The Financial Adviser Standards and Ethics Authority’s (FASEA) updated guidance on its code of ethics has strict wording of the standards and the more nuanced wording of the intent and guidance are incompatible, the SMSF Association believes.
The SMSF Association said while it was supportive of the code’s intent, the authority needed to “resolve all doubt”.
The association’s chief executive, John Maroney, said: “…in our opinion, the code would be improved if many of the standards were amended to reflect the ‘intent’. Ultimately, it is only the written Code that is determinative, particularly years into the future.
“The intent of Standard 3, which references the ‘client’s best interests’ while the actual standard doesn’t, is a perfect example.
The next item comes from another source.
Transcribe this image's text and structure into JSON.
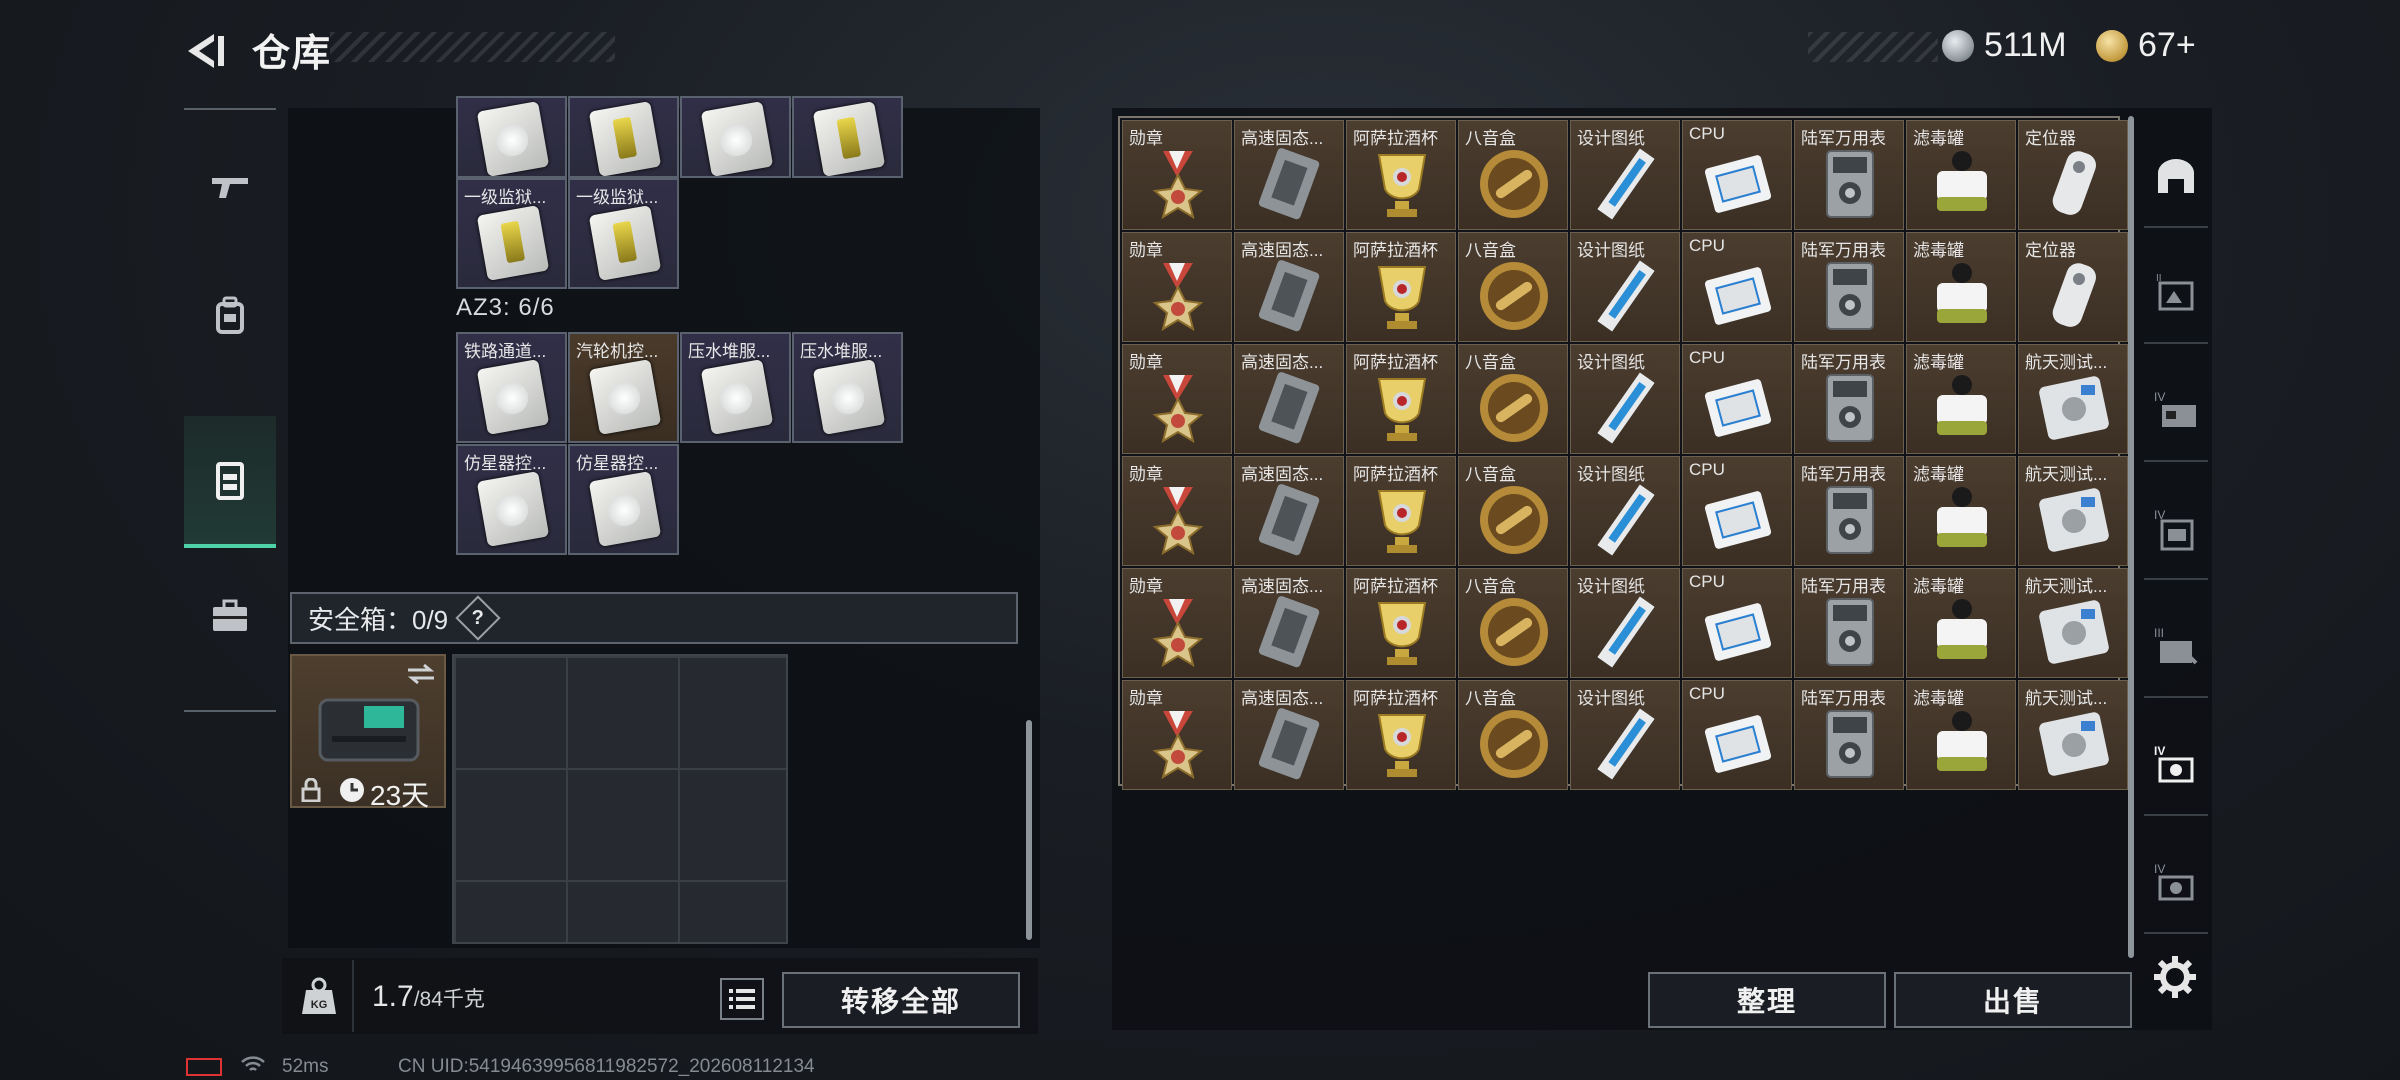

Until the standards in the code of ethics are amended, the industry will continue to refer to the written Code as determinative.”
The association also called on FASEA to issue further guidance on how a financial adviser could provide single issue or scaled advice that complies with its code of ethics.
“We believe a key challenge for the advice sector is how to service clients’ advice needs that may be limited to a single issue or for scaled advice needs, for example, superannuation. This is particularly pertinent for SMSF [self-managed superannuation fund] advisers and SMSF trustees,” Maroney said.
“Therefore, we support that aspect of the guidance that says the code is not seeking to prohibit this type of advice – only to ensure that it is provided where appropriate.
“However, we believe the guidance needs to provide advisers with clarity on ‘how’ this type of advice can be provided. The way Standards 2, 5 and 6 apply practically for advisers acting under a scoped authorisation or a limited AFS licence remains unclear.”